Background:

Mesenchymal stem cells (MSCs) have been widely used for inflammatory diseases like acute liver injury (ALI) and COVID-19 diseases. However, most MSCs instead of the cell-matrix are cultured in 2 D plates, resulting in degeneration of some key functions along with a limited understanding of the immune response in tissue repairing. Herein, we obtained the human umbilical cord MSCs grown on microcarriers in 3 D suspension culture (3 D hUCMSCs) that proved more appreciative than 2 D hUCMSCs for the ALI therapy. Methods hUCMSCs were isolated and respectively cultured in 2 D plates and 3 D microcarriers in vitro , and acute liver injury model in mice was used to evaluate tissue repairing ability of the transplanted hUCMSCs. Nitric oxide production, cell proliferation and the relative protein expression level were comprehensively evaluated. Besides, the cytokine expression level in the of serum mice was detected by quantitative RT-PCR and cytokine antibody chip. Results When transplanted with 3 D hUCMSCs in ALI mice, the injured liver tissues have a significantly-increased histological scores and enhanced animal’s body/liver weight, superior to the 2 D hUCMSCs and control group. Pro-inflammatory cytokines (IL-6, IL-1β, IL-17, IL-22 and TNF-α), apoptosis promoter IFN-g, and NO production declined when transplanted with 3D hUCMSCs compared to the control group. Besides, anti-inflammatory cytokines (IL-10) was up-regulated. Conclusion Both the 3 D hUCMSCs and the conditioned medium were more favorable for the therapy of acute liver injury (ALI). Triple regulatory roles of the 3 D hUCMSCs include the effective promotion of M1/M2 macrophage switch through increased secreting of anti-inflammatory cytokines, ameliorating proliferation and NO downregulation of macrophage.
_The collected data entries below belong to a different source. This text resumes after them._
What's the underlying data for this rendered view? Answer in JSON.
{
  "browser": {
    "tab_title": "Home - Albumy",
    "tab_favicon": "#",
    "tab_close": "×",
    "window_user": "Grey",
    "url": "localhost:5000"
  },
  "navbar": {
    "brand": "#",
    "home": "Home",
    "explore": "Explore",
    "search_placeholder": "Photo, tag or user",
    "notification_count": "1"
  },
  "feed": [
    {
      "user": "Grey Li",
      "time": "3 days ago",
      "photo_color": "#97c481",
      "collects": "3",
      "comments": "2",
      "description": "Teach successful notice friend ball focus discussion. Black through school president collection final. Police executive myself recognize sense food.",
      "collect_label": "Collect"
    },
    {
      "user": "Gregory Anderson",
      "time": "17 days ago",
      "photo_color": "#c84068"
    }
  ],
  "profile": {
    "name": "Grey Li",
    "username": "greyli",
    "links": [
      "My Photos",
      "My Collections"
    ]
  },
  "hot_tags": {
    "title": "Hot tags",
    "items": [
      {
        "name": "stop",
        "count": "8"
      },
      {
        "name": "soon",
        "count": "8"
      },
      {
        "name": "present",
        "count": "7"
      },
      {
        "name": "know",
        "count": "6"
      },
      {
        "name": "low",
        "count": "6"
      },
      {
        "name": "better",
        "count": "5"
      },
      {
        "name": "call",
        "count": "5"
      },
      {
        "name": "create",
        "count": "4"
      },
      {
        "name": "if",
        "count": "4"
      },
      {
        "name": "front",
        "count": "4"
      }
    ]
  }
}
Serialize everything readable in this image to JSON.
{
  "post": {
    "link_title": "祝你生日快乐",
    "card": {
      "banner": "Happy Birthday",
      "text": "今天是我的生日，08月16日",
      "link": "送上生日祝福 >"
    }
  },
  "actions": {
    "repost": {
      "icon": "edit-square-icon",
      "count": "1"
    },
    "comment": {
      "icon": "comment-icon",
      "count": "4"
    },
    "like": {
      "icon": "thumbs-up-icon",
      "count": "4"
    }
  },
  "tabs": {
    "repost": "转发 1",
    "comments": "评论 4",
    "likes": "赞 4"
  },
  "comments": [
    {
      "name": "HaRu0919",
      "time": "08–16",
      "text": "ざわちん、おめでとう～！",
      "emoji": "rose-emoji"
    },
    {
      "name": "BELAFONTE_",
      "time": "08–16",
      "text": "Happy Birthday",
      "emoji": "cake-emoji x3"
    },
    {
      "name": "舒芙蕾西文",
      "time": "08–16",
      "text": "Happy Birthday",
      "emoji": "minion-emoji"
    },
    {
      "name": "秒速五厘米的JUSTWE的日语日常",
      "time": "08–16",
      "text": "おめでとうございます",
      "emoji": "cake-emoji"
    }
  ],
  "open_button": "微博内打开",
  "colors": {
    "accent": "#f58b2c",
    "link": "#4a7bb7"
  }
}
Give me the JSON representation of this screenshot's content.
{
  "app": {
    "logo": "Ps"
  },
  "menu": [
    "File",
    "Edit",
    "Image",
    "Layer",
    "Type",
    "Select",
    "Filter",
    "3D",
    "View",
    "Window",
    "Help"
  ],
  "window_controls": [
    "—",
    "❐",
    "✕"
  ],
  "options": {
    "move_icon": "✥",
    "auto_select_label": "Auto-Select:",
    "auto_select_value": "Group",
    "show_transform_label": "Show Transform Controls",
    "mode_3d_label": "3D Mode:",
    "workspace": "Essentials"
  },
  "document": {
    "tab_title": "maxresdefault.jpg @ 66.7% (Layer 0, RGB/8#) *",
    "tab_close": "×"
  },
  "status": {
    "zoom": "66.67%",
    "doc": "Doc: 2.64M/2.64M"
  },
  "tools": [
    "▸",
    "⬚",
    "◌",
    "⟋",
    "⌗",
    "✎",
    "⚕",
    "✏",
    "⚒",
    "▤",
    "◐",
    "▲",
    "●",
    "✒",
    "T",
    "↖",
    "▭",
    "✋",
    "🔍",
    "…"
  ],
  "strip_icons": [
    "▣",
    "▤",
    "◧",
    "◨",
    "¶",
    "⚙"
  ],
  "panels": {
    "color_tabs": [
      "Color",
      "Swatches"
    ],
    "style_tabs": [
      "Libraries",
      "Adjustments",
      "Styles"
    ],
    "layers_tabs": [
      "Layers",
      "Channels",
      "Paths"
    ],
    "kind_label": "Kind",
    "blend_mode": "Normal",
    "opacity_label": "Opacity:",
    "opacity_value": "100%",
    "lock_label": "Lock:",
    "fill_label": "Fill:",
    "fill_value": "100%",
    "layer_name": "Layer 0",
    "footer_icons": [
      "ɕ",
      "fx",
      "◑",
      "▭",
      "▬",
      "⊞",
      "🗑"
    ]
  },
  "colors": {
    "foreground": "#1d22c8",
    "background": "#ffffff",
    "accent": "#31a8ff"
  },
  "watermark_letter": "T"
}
A balance of these cytokines in the conditioned medium of 3 D hUCMSCs played a key role in ALI repairing. It was proven that the 3 D hUCMSCs could trigger the mitogen-activated protein kinases (MAPKs) and STAT3 signaling pathways. Conclusively, the revelation of the superior moderating effect of 3 D hUCMSCs and possible regulatory mechanisms will improve the clinical efficacy of stem cell therapy for inflammatory and immunological diseases.